Sergeant Butler went to the storage area in the airport terminal building where appellant’s bags had been sent to await loading. The bags were new “Ventura” bags with combination locks. Sergeant Butler lifted them to feel their weight. He pressed their sides together, forcing air from the interior. Smelling the escaping air, he detected the odor of marihuana and called the police department’s narcotics division. Two officers responded. They too lifted the bags, squeezed them, and smelled the escaping áir. They and Sergeant Butler then located appellant upstairs in a public bar in the terminal building and arrested him. The bags were opened after appellant’s arrest.

The government argues that the bags were not searched until they were opened. We cannot agree. The manipulation of appellant’s bags by Sergeant Butler prior to appellant’s arrest constituted a “search” within the meaning of the Fourth Amendment. The contents of the bags were not exposed to Sergeant Butler’s sight or smell before the bags were squeezed.
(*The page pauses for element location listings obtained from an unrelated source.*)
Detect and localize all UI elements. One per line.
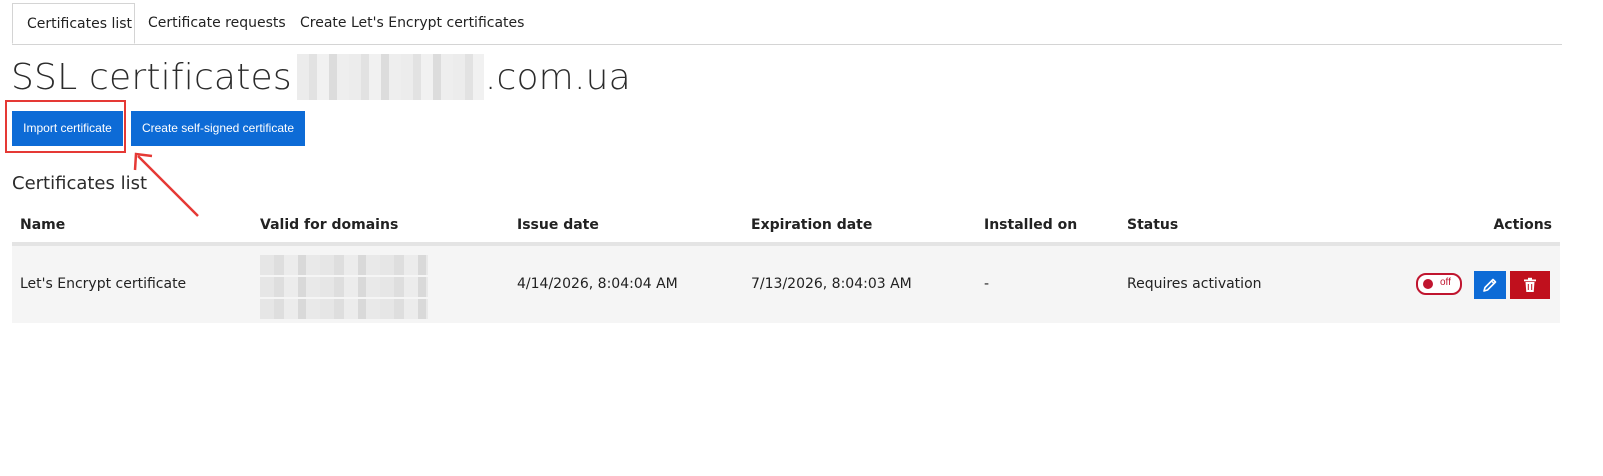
tab-certificate-requests[interactable]: Certificate requests <box>134 3 300 43</box>
page-title-suffix: .com.ua <box>484 57 631 98</box>
table-header: Name Valid for domains Issue date Expira… <box>12 205 1560 246</box>
table-row: Let's Encrypt certificate 4/14/2026, 8:0… <box>12 246 1560 323</box>
redacted-domain <box>296 54 484 100</box>
tab-bar: Certificates list Certificate requests C… <box>12 3 1562 45</box>
certificate-name: Let's Encrypt certificate <box>20 276 187 292</box>
trash-icon <box>1524 277 1536 292</box>
activation-toggle[interactable]: off <box>1416 273 1462 295</box>
create-self-signed-certificate-button[interactable]: Create self-signed certificate <box>131 111 305 146</box>
expiration-date: 7/13/2026, 8:04:03 AM <box>751 276 912 292</box>
redacted-domains <box>260 253 428 319</box>
column-header-name: Name <box>20 217 66 233</box>
import-certificate-button[interactable]: Import certificate <box>12 111 123 146</box>
column-header-issue-date: Issue date <box>517 217 599 233</box>
certificate-status: Requires activation <box>1127 276 1262 292</box>
toggle-knob <box>1423 279 1433 289</box>
page-title: SSL certificates .com.ua <box>11 54 631 102</box>
delete-certificate-button[interactable] <box>1510 271 1550 299</box>
page-title-prefix: SSL certificates <box>11 57 292 98</box>
pencil-icon <box>1483 278 1497 292</box>
installed-on: - <box>984 276 990 292</box>
edit-certificate-button[interactable] <box>1474 271 1506 299</box>
issue-date: 4/14/2026, 8:04:04 AM <box>517 276 678 292</box>
column-header-domains: Valid for domains <box>260 217 399 233</box>
tab-certificates-list[interactable]: Certificates list <box>12 3 135 44</box>
column-header-status: Status <box>1127 217 1179 233</box>
section-title: Certificates list <box>12 173 148 194</box>
toggle-label: off <box>1440 277 1451 288</box>
ssl-certificates-page: Certificates list Certificate requests C… <box>0 0 1603 476</box>
column-header-expiration-date: Expiration date <box>751 217 873 233</box>
certificates-table: Name Valid for domains Issue date Expira… <box>12 205 1560 323</box>
column-header-installed-on: Installed on <box>984 217 1078 233</box>
tab-create-lets-encrypt[interactable]: Create Let's Encrypt certificates <box>286 3 538 43</box>
column-header-actions: Actions <box>1493 217 1552 233</box>
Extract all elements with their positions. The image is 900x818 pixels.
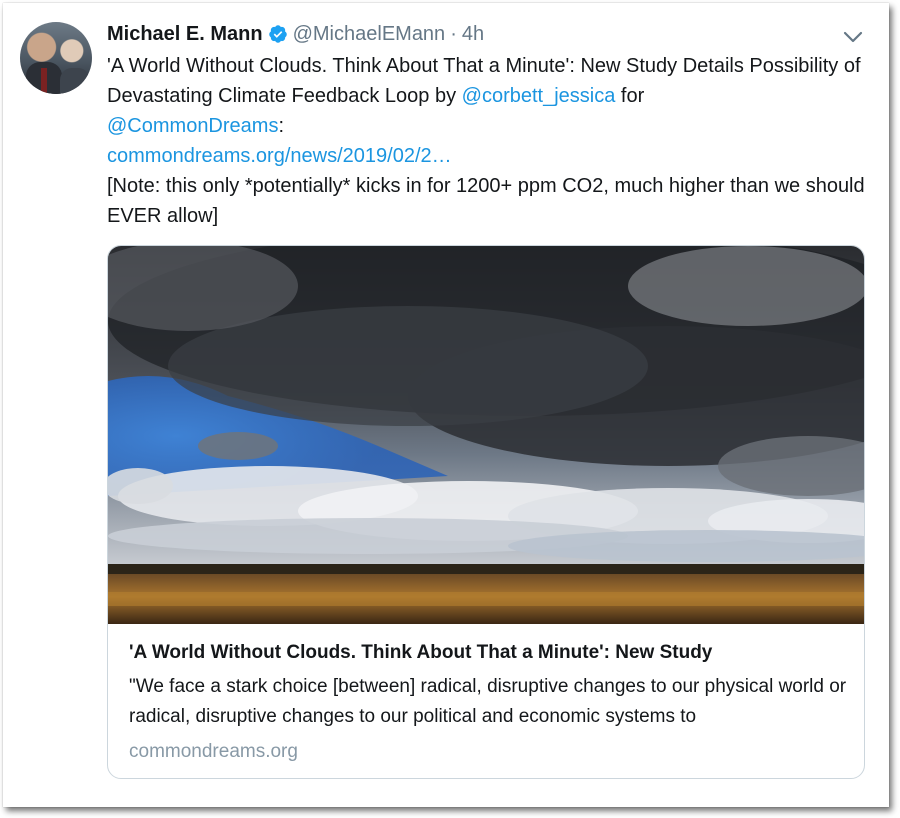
tweet-text-part2: for xyxy=(615,85,645,107)
tweet-url-link[interactable]: commondreams.org/news/2019/02/2… xyxy=(107,145,452,167)
mention-commondreams[interactable]: @CommonDreams xyxy=(107,115,278,137)
mention-corbett-jessica[interactable]: @corbett_jessica xyxy=(462,85,616,107)
link-preview-card[interactable]: 'A World Without Clouds. Think About Tha… xyxy=(107,245,865,779)
card-description: "We face a stark choice [between] radica… xyxy=(129,676,847,727)
tweet-timestamp[interactable]: 4h xyxy=(462,23,484,46)
card-image[interactable] xyxy=(108,246,864,624)
header-separator: · xyxy=(450,22,457,45)
author-display-name[interactable]: Michael E. Mann xyxy=(107,23,263,46)
verified-badge-icon xyxy=(268,24,288,44)
card-body: 'A World Without Clouds. Think About Tha… xyxy=(129,641,849,764)
chevron-down-icon[interactable] xyxy=(842,28,864,46)
card-domain: commondreams.org xyxy=(129,741,298,762)
tweet-text-part3: : xyxy=(278,115,285,137)
avatar-figure-2 xyxy=(60,68,90,94)
card-title[interactable]: 'A World Without Clouds. Think About Tha… xyxy=(129,641,849,665)
avatar-tie xyxy=(41,68,47,94)
tweet-note: [Note: this only *potentially* kicks in … xyxy=(107,175,865,227)
avatar[interactable] xyxy=(20,22,92,94)
tweet-text: 'A World Without Clouds. Think About Tha… xyxy=(107,51,877,231)
author-handle[interactable]: @MichaelEMann xyxy=(293,23,446,46)
tweet-header: Michael E. Mann @MichaelEMann · 4h xyxy=(107,21,484,47)
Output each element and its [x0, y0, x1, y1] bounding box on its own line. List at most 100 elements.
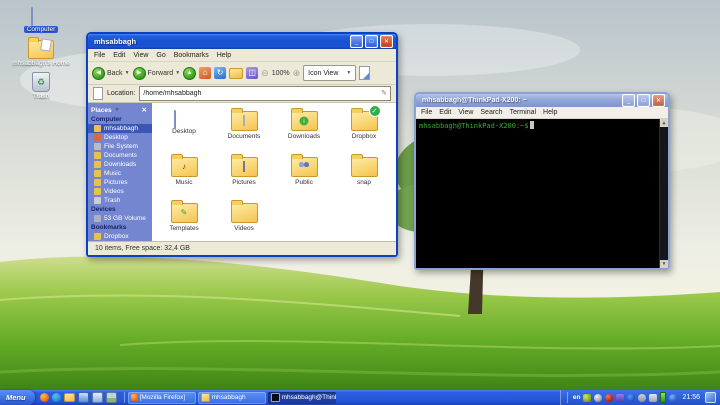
downloads-folder-icon: ↓: [291, 111, 318, 131]
file-item-desktop[interactable]: Desktop: [154, 111, 214, 149]
menu-view[interactable]: View: [458, 109, 473, 116]
bluetooth-icon[interactable]: [627, 394, 635, 402]
close-button[interactable]: ✕: [380, 35, 393, 48]
file-manager-titlebar[interactable]: mhsabbagh _ □ ✕: [88, 34, 396, 49]
terminal-output[interactable]: mhsabbagh@ThinkPad-X200:~$ ▲ ▼: [416, 119, 668, 268]
status-text: 10 items, Free space: 32,4 GB: [95, 245, 190, 252]
edit-path-icon[interactable]: ✎: [381, 90, 387, 97]
menu-view[interactable]: View: [133, 52, 148, 59]
file-item-videos[interactable]: Videos: [214, 203, 274, 241]
text-editor-icon[interactable]: [78, 392, 89, 403]
taskbar-button-firefox[interactable]: [Mozilla Firefox]: [128, 392, 196, 404]
menu-search[interactable]: Search: [480, 109, 502, 116]
videos-folder-icon: [231, 203, 258, 223]
close-sidepane-icon[interactable]: ✕: [142, 106, 150, 114]
sync-check-icon: ✓: [369, 105, 381, 117]
sidebar-item-desktop[interactable]: Desktop: [88, 133, 152, 142]
menu-file[interactable]: File: [94, 52, 105, 59]
document-icon[interactable]: [92, 392, 103, 403]
tray-purple-icon[interactable]: [616, 394, 624, 402]
back-button[interactable]: ◀ Back▼: [92, 67, 130, 80]
keyboard-layout-indicator[interactable]: en: [573, 394, 581, 401]
up-button[interactable]: ▲: [183, 67, 196, 80]
battery-icon[interactable]: [660, 392, 666, 403]
firefox-icon[interactable]: [40, 393, 49, 402]
file-list-area: Desktop Documents ↓ Downloads ✓ Dropbox: [152, 103, 396, 241]
menu-help[interactable]: Help: [543, 109, 557, 116]
sidebar-item-volume[interactable]: 53 GB Volume: [88, 214, 152, 223]
file-manager-icon[interactable]: [64, 393, 75, 402]
forward-dropdown-icon[interactable]: ▼: [175, 70, 180, 76]
menu-bookmarks[interactable]: Bookmarks: [174, 52, 209, 59]
scroll-up-icon[interactable]: ▲: [660, 119, 668, 127]
minimize-button[interactable]: _: [350, 35, 363, 48]
tray-red-status-icon[interactable]: [605, 394, 613, 402]
desktop-icon-label: mhsabbagh's Home: [12, 60, 70, 67]
terminal-titlebar[interactable]: mhsabbagh@ThinkPad-X200: ~ _ □ ✕: [416, 94, 668, 107]
sidebar-item-file-system[interactable]: File System: [88, 142, 152, 151]
plain-folder-icon: [351, 157, 378, 177]
tray-green-icon[interactable]: [583, 394, 591, 402]
menu-go[interactable]: Go: [156, 52, 165, 59]
firefox-icon: [131, 394, 138, 401]
scroll-down-icon[interactable]: ▼: [660, 260, 668, 268]
desktop-icon-trash[interactable]: ♻ Trash: [13, 72, 69, 100]
back-dropdown-icon[interactable]: ▼: [125, 70, 130, 76]
sidebar-item-music[interactable]: Music: [88, 169, 152, 178]
location-input[interactable]: [143, 88, 381, 99]
sidebar-item-documents[interactable]: Documents: [88, 151, 152, 160]
menu-file[interactable]: File: [421, 109, 432, 116]
file-item-documents[interactable]: Documents: [214, 111, 274, 149]
file-item-templates[interactable]: ✎ Templates: [154, 203, 214, 241]
file-item-music[interactable]: ♪ Music: [154, 157, 214, 195]
view-mode-select[interactable]: Icon View▼: [303, 65, 356, 81]
new-window-button[interactable]: ◫: [246, 67, 258, 79]
sidebar-item-videos[interactable]: Videos: [88, 187, 152, 196]
file-item-public[interactable]: Public: [274, 157, 334, 195]
sidebar-item-trash[interactable]: Trash: [88, 196, 152, 205]
terminal-scrollbar[interactable]: ▲ ▼: [659, 119, 668, 268]
start-menu-button[interactable]: Menu: [0, 390, 35, 405]
file-item-downloads[interactable]: ↓ Downloads: [274, 111, 334, 149]
show-desktop-icon[interactable]: [705, 392, 716, 403]
window-title: mhsabbagh@ThinkPad-X200: ~: [422, 97, 622, 104]
home-button[interactable]: ⌂: [199, 67, 211, 79]
zoom-out-button[interactable]: ⊖: [261, 69, 269, 78]
menu-edit[interactable]: Edit: [439, 109, 451, 116]
maximize-button[interactable]: □: [637, 94, 650, 107]
minimize-button[interactable]: _: [622, 94, 635, 107]
sidebar-item-downloads[interactable]: Downloads: [88, 160, 152, 169]
refresh-button[interactable]: ↻: [214, 67, 226, 79]
taskbar-button-terminal[interactable]: mhsabbagh@ThinkPad...: [268, 392, 336, 404]
taskbar-clock[interactable]: 21:56: [682, 394, 700, 401]
sidebar-item-mhsabbagh[interactable]: mhsabbagh: [88, 124, 152, 133]
updater-icon[interactable]: [594, 394, 602, 402]
network-icon[interactable]: [669, 394, 677, 402]
taskbar-button-file-manager[interactable]: mhsabbagh: [198, 392, 266, 404]
menu-terminal[interactable]: Terminal: [510, 109, 536, 116]
tab-page-icon: [93, 87, 103, 100]
new-tab-button[interactable]: [359, 66, 370, 80]
file-item-dropbox[interactable]: ✓ Dropbox: [334, 111, 394, 149]
menu-edit[interactable]: Edit: [113, 52, 125, 59]
file-item-pictures[interactable]: Pictures: [214, 157, 274, 195]
image-viewer-icon[interactable]: [106, 392, 117, 403]
desktop-screen: Computer mhsabbagh's Home ♻ Trash mhsabb…: [0, 0, 720, 405]
sidebar-item-dropbox[interactable]: Dropbox: [88, 232, 152, 241]
volume-icon[interactable]: [649, 394, 657, 402]
maximize-button[interactable]: □: [365, 35, 378, 48]
desktop-icon-computer[interactable]: Computer: [13, 8, 69, 33]
sidebar-item-pictures[interactable]: Pictures: [88, 178, 152, 187]
zoom-in-button[interactable]: ⊕: [293, 69, 301, 78]
forward-button[interactable]: ▶ Forward▼: [133, 67, 181, 80]
telegram-icon[interactable]: [52, 393, 61, 402]
open-folder-button[interactable]: [229, 68, 243, 79]
tray-gray-icon[interactable]: [638, 394, 646, 402]
file-item-snap[interactable]: snap: [334, 157, 394, 195]
menu-help[interactable]: Help: [217, 52, 231, 59]
chevron-down-icon: ▼: [346, 70, 351, 76]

He detected the odor of marihuana as the result of an “exploratory investigation,” an “invasion or quest,” a “prying into hidden places for that which was concealed” — conduct which has been repeatedly said to characterize a “search.” 38 Words & Phrases 401-02 (Perm. 2d), 123-26 (1965 P.P.) Technical trespass is not required. Silverman v. United States, 365 U.S. 505, 511, 81 S.Ct. 679, 5 L.Ed.2d 734 (1961). See also Regalado v. California, 374 U.S. 497, 83 S.Ct. 1875, 10 L.Ed.2d 1044 (1963); McDonald v. United States, 335 U.S. 451, 454 (1948) But even if it were, it occurred here. “A trespass to a chattel may be committed by intentionally * * * using or intermeddling with a chattel in the possession of another.” Restatement 2d, Torts § 217 (1964). See also Prosser, Law of Torts 76 (3d ed. 1965).

[627]*627The question remains whether the search of appellant’s bags violated the Fourth Amendment. Sergeant Butler had no warrant. Hence the search was invalid unless made (1) incident to a lawful arrest, or (2) in “exceptional circumstances” — in this ease, that contraband was threatened with imminent removal or destruction. United States v. Ventresca, 380 U.S. 102, 106-107, 107 n. 2, 85 S.Ct. 741, 13 L.Ed.2d 684 (1965); Cipres v. United States, 343 F.2d 95, 98 n. 9 (9th Cir. 1965). See also Chapman v. United States, 365 U.S. 610, 614-616, 81 S.Ct. 776, 5 L.Ed.2d 828 (1961); United States v. Jeffers, 342 U.S. 48, 51, 72 S.Ct. 93, 96 L.Ed. 59 (1951); Johnson v. United States, 333 U.S. 10, 14-15, 68 S.Ct. 367, 92 L.Ed. 436 (1948).

(1) We hold that the search was not incident to appellant’s subsequent arrest in the upstairs bar — not because it was too “remote in time or place from the arrest” [see Preston v. United States, 376 U.S. 364, 367, 84 S.Ct. 881, 883, 11 L.Ed. 2d 777, (1964)] (a question we do not reach) — but rather, because the search was in fact independent of the arrest. Sergeant Butler did not go to the storage area to arrest appellant and incidentally search him and his bags. He knew appellant was not there. His sole purpose was to search the bags. See Lustig v. United States, 338 U.S. 74, 79-80, 69 S.Ct. 1372, 93 L.Ed. 1819 (1949); Jones v. United States, 357 U.S. 493, 500, 78 S.Ct. 1253, 2 L.Ed.2d 1514 (1958); Taylor v. United States, 286 U.S. 1, 6, 52 S.Ct. 466, 76 L.Ed. 951 (1932).

(2) The burden rested on the government to prove that it would not have been practical to secure a warrant before the bags were removed. United States v. Jeffers, 342 U.S. 48, 51, 72 S.Ct. 93, 96 L.Ed. 59 (1951). Cf. Cohen v. Norris, 300 F.2d 24, 32 (9th Cir. 1962). The police were first contacted at 8:30 p. m. Appellant and his luggage were scheduled to depart at 10:50 p. m. There was uncontradicted testimony that a warrant could not have been obtained until the following morning. Compare Johnson v. United States, supra, 333 U.S. at 15, 68 S.Ct. 367. Absent contrary evidence, this was a sufficient showing.

The fact that it was impractical to secure a warrant “did not dispense with the need for probable cause.” Henry v. United States, 361 U.S. 98, 104, 80 S.Ct. 168, 172, 4 L.Ed.2d 134 (1959). The trial court concluded that Sergeant Butler had reasonable grounds to believe that the bags contained contraband— though thinking it “a very close question.” “Giving due weight to that finding,” Wong Sun v.